Ask the guy in Coney Island, ask the guy in Far Rockaway when he lost his business and we were able to walk in there and save his business; ask him if he likes me.
Ask the captain who was killed in action. I took his children to the Super Bowl and to the Academy Awards because somebody had to do it. I did it with Steve Tisch. There are so many examples of that.
Robin Hood (Foundation) raised $2.5 billion dollars for the children and people of New York City. We built schools, built advocacy groups. I’m not saying I was a great part of it, but I was one of the board there and 22 years, and I had a lot to say and a lot to do. (Paul Tudor) Jones was the one who deserved the credit, but $2.5 billion dollars to build schools. I showed it by my work.
You can’t achieve what we achieved at AmFar.
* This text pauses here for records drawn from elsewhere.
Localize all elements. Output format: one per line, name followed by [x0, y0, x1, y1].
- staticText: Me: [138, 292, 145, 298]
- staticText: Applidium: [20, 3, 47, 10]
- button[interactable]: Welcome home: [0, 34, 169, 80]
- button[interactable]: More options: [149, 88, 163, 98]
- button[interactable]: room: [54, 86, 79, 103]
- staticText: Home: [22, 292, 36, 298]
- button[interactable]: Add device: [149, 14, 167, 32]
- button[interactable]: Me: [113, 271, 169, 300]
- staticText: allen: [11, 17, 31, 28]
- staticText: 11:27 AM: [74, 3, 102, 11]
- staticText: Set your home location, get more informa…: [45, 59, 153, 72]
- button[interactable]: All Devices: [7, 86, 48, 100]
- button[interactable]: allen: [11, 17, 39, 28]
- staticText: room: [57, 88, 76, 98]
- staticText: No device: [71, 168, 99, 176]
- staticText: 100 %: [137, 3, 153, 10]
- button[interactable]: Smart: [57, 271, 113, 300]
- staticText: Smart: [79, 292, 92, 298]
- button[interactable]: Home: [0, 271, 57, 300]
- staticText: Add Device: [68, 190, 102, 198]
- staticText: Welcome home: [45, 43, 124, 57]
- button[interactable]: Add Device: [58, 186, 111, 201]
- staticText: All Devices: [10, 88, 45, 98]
You cannot achieve what we achieved at AmFar without doing the hard work, getting the people, and we raised $170 million dollars and I started with AmFar. People would not touch each other, like the virus today, people would not touch each other. They were scared of AIDS and there were three hundred people who raised $300,000 the first night.
The year I left AmFar, we raised $30 million dollars and $170 million dollars overall. I worked too hard. As a result of working too hard, I felt too much pressure on myself. I really feel the remorse of this situation, I feel it deeply in my heart. I feel emotional, I feel like to go and talk to you guys, you know, just really, really caring and really trying and really trying to be a better person. Thank you, your Honor, for the time.